Justices Reverse 5th Circ. Bankruptcy Decision

     (CN) — The Supreme Court ruled Monday that an actual fraud exception to bankruptcy debt discharge includes fraudulent asset transfers that don’t involve a false representation to a creditor.
     Husky International Electronics says Chrysalis Manufacturing Corp. owed the electronic device components seller $163,000 for goods delivered under a written contract. Daniel Ritz was Chrysalis’ director and controlled the company’s finances, court records show.
     Between 2006 and 2007, Ritz transferred money from Chrysalis to other entities he owned, according to a Fifth Circuit ruling. A bankruptcy court then found that Chrysalis’ debts were greater than its assets.
     Husky sued Ritz in 2009, trying to hold him personally liable for the $163,000 debt, but Ritz filed for Chapter 7 bankruptcy later that year.
     In a separate action, the Colorado-based electronics company claimed in bankruptcy court that Ritz’s alleged debt was not dischargeable.
     The bankruptcy court ruled against Husky in 2011, finding that Ritz did not make a false representation to the electronic components dealer – meaning he did not perpetrate “actual fraud” against the company, a requirement for piercing the corporate veil under Texas law.
     A Southern Texas district court upheld the bankruptcy court’s decision, ruling that Husky did not establish actual fraud on the part of Ritz because it did not show that he made a misrepresentation.
     The Fifth Circuit affirmed the district court in May of this year. The New Orleans-based appeals court ruled that no exceptions apply that would prevent the alleged debt from being discharged by bankruptcy.
     Judge Carolyn King also noted that Husky did not raise a fraudulent transfer argument that could have helped its case.
     “The statutory exceptions to discharge raised by Husky are inapplicable, and Husky cannot rely on general principles of equity to expand those exceptions,” King wrote for a three-judge panel in the May ruling. “Another provision of the bankruptcy code…may have applied to redress the conduct of which Husky complains – but Husky failed to raise that provision.”
     Husky filed a petition for writ of certiorari with the U.S. Supreme Court on last July. The high court agreed to take the case in November.
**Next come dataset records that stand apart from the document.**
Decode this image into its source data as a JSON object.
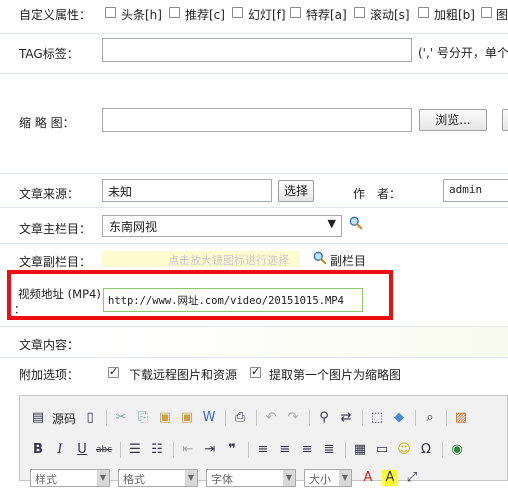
{
  "attrs": {
    "label": "自定义属性：",
    "options": [
      {
        "text": "头条[h]",
        "checked": false
      },
      {
        "text": "推荐[c]",
        "checked": false
      },
      {
        "text": "幻灯[f]",
        "checked": false
      },
      {
        "text": "特荐[a]",
        "checked": false
      },
      {
        "text": "滚动[s]",
        "checked": false
      },
      {
        "text": "加粗[b]",
        "checked": false
      },
      {
        "text": "图",
        "checked": false
      }
    ]
  },
  "tag": {
    "label": "TAG标签：",
    "value": "",
    "hint": "(',' 号分开，单个"
  },
  "thumb": {
    "label": "缩 略 图：",
    "value": "",
    "browse": "浏览..."
  },
  "source": {
    "label": "文章来源：",
    "value": "未知",
    "select_btn": "选择",
    "author_label": "作　者：",
    "author_value": "admin"
  },
  "main_column": {
    "label": "文章主栏目：",
    "value": "东南网视"
  },
  "sub_column": {
    "label": "文章副栏目：",
    "hint": "点击放大镜图标进行选择",
    "link": "副栏目"
  },
  "video": {
    "label": "视频地址 (MP4)",
    "label_suffix": "：",
    "value": "http://www.网址.com/video/20151015.MP4"
  },
  "content": {
    "label": "文章内容："
  },
  "extra": {
    "label": "附加选项：",
    "opt1": "下载远程图片和资源",
    "opt2": "提取第一个图片为缩略图",
    "opt1_checked": true,
    "opt2_checked": true
  },
  "editor": {
    "source_label": "源码",
    "style_combo": "样式",
    "format_combo": "格式",
    "font_combo": "字体",
    "size_combo": "大小"
  }
}
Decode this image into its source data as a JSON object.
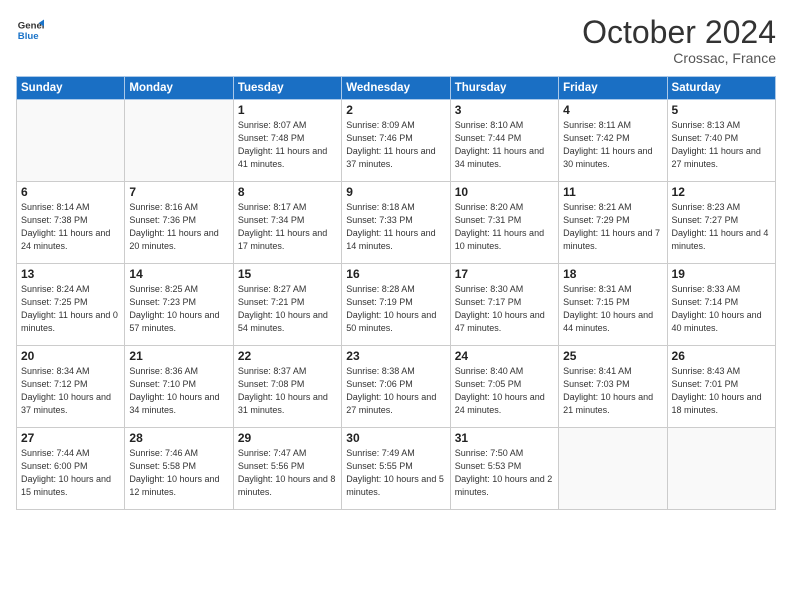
{
  "logo": {
    "line1": "General",
    "line2": "Blue"
  },
  "title": "October 2024",
  "location": "Crossac, France",
  "days_header": [
    "Sunday",
    "Monday",
    "Tuesday",
    "Wednesday",
    "Thursday",
    "Friday",
    "Saturday"
  ],
  "weeks": [
    [
      {
        "day": "",
        "info": ""
      },
      {
        "day": "",
        "info": ""
      },
      {
        "day": "1",
        "info": "Sunrise: 8:07 AM\nSunset: 7:48 PM\nDaylight: 11 hours and 41 minutes."
      },
      {
        "day": "2",
        "info": "Sunrise: 8:09 AM\nSunset: 7:46 PM\nDaylight: 11 hours and 37 minutes."
      },
      {
        "day": "3",
        "info": "Sunrise: 8:10 AM\nSunset: 7:44 PM\nDaylight: 11 hours and 34 minutes."
      },
      {
        "day": "4",
        "info": "Sunrise: 8:11 AM\nSunset: 7:42 PM\nDaylight: 11 hours and 30 minutes."
      },
      {
        "day": "5",
        "info": "Sunrise: 8:13 AM\nSunset: 7:40 PM\nDaylight: 11 hours and 27 minutes."
      }
    ],
    [
      {
        "day": "6",
        "info": "Sunrise: 8:14 AM\nSunset: 7:38 PM\nDaylight: 11 hours and 24 minutes."
      },
      {
        "day": "7",
        "info": "Sunrise: 8:16 AM\nSunset: 7:36 PM\nDaylight: 11 hours and 20 minutes."
      },
      {
        "day": "8",
        "info": "Sunrise: 8:17 AM\nSunset: 7:34 PM\nDaylight: 11 hours and 17 minutes."
      },
      {
        "day": "9",
        "info": "Sunrise: 8:18 AM\nSunset: 7:33 PM\nDaylight: 11 hours and 14 minutes."
      },
      {
        "day": "10",
        "info": "Sunrise: 8:20 AM\nSunset: 7:31 PM\nDaylight: 11 hours and 10 minutes."
      },
      {
        "day": "11",
        "info": "Sunrise: 8:21 AM\nSunset: 7:29 PM\nDaylight: 11 hours and 7 minutes."
      },
      {
        "day": "12",
        "info": "Sunrise: 8:23 AM\nSunset: 7:27 PM\nDaylight: 11 hours and 4 minutes."
      }
    ],
    [
      {
        "day": "13",
        "info": "Sunrise: 8:24 AM\nSunset: 7:25 PM\nDaylight: 11 hours and 0 minutes."
      },
      {
        "day": "14",
        "info": "Sunrise: 8:25 AM\nSunset: 7:23 PM\nDaylight: 10 hours and 57 minutes."
      },
      {
        "day": "15",
        "info": "Sunrise: 8:27 AM\nSunset: 7:21 PM\nDaylight: 10 hours and 54 minutes."
      },
      {
        "day": "16",
        "info": "Sunrise: 8:28 AM\nSunset: 7:19 PM\nDaylight: 10 hours and 50 minutes."
      },
      {
        "day": "17",
        "info": "Sunrise: 8:30 AM\nSunset: 7:17 PM\nDaylight: 10 hours and 47 minutes."
      },
      {
        "day": "18",
        "info": "Sunrise: 8:31 AM\nSunset: 7:15 PM\nDaylight: 10 hours and 44 minutes."
      },
      {
        "day": "19",
        "info": "Sunrise: 8:33 AM\nSunset: 7:14 PM\nDaylight: 10 hours and 40 minutes."
      }
    ],
    [
      {
        "day": "20",
        "info": "Sunrise: 8:34 AM\nSunset: 7:12 PM\nDaylight: 10 hours and 37 minutes."
      },
      {
        "day": "21",
        "info": "Sunrise: 8:36 AM\nSunset: 7:10 PM\nDaylight: 10 hours and 34 minutes."
      },
      {
        "day": "22",
        "info": "Sunrise: 8:37 AM\nSunset: 7:08 PM\nDaylight: 10 hours and 31 minutes."
      },
      {
        "day": "23",
        "info": "Sunrise: 8:38 AM\nSunset: 7:06 PM\nDaylight: 10 hours and 27 minutes."
      },
      {
        "day": "24",
        "info": "Sunrise: 8:40 AM\nSunset: 7:05 PM\nDaylight: 10 hours and 24 minutes."
      },
      {
        "day": "25",
        "info": "Sunrise: 8:41 AM\nSunset: 7:03 PM\nDaylight: 10 hours and 21 minutes."
      },
      {
        "day": "26",
        "info": "Sunrise: 8:43 AM\nSunset: 7:01 PM\nDaylight: 10 hours and 18 minutes."
      }
    ],
    [
      {
        "day": "27",
        "info": "Sunrise: 7:44 AM\nSunset: 6:00 PM\nDaylight: 10 hours and 15 minutes."
      },
      {
        "day": "28",
        "info": "Sunrise: 7:46 AM\nSunset: 5:58 PM\nDaylight: 10 hours and 12 minutes."
      },
      {
        "day": "29",
        "info": "Sunrise: 7:47 AM\nSunset: 5:56 PM\nDaylight: 10 hours and 8 minutes."
      },
      {
        "day": "30",
        "info": "Sunrise: 7:49 AM\nSunset: 5:55 PM\nDaylight: 10 hours and 5 minutes."
      },
      {
        "day": "31",
        "info": "Sunrise: 7:50 AM\nSunset: 5:53 PM\nDaylight: 10 hours and 2 minutes."
      },
      {
        "day": "",
        "info": ""
      },
      {
        "day": "",
        "info": ""
      }
    ]
  ]
}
     On Monday, the justices reversed the Fifth Circuit, ruling 7-1 that the term “actual fraud” includes fraudulent conveyance schemes, even when those schemes don’t involve a false representation.
     “Just as a fiduciary who engages in a fraudulent conveyance may find his debt exempted from discharge under [bankruptcy code], so too would a fiduciary who engages in one of the fraudulent misrepresentations that form the core of Ritz’ preferred interpretation of [the law],” Justice Sonia Sotomayor wrote for the majority. “We see no reason to craft an artificial definition of ‘actual fraud’ merely to avoid narrow redundancies in [bankruptcy code] that appear unavoidable.”
     The majority also disagreed with Ritz’ view that Congress added “actual fraud” to federal bankruptcy code to restrict the reach of debt discharge exceptions.
     “In Ritz’ view, ‘actual fraud’ was inserted as the last item in a disjunctive list—’false pretenses, a false representation, or actual fraud’ —in order to make clear that the ‘false pretenses’ and ‘false representation[s]’ covered by the provision needed to be intentional,” Sotomayor wrote. “Ritz asks us, in other words, to ignore what he believes is Congress”im­prudent use of the word ‘or,” and read the final item in the list to modify and limit the others. In essence, he asks us to change the word ‘or’ to ‘by.’ That is an argument that defeats itself.”
     Justice Clarence Thomas dissented, disagreeing with the majority’s interpretation of the bankruptcy code.
     “[The discharge exception] applies only when the fraudulent conduct occurs at the inception of the debt, i.e., when the debtor commits a fraudulent act to induce the creditor to part with his money, property, services, or credit. The logical conclusion then is that “actual fraud”—as it is used in the statute—covers only those situations in which some sort of fraudulent conduct caused the creditor to enter into a transaction with the debtor,” Thomas wrote. (Emphasis in original).
     “A fraudulent transfer generally does not fit that mold, unless, perhaps, the fraudulent transferor and the fraudulent transferee conspired to fraudulently drain the assets of the creditor. But the fraudulent transfer here, like all but the rarest fraudulent transfers, did not trick the creditor into selling his goods to the buyer, Chrysalis Manufacturing Corporation. It follows that the goods that resulted in the debt here were not ‘obtained by’ actual fraud,” he wrote.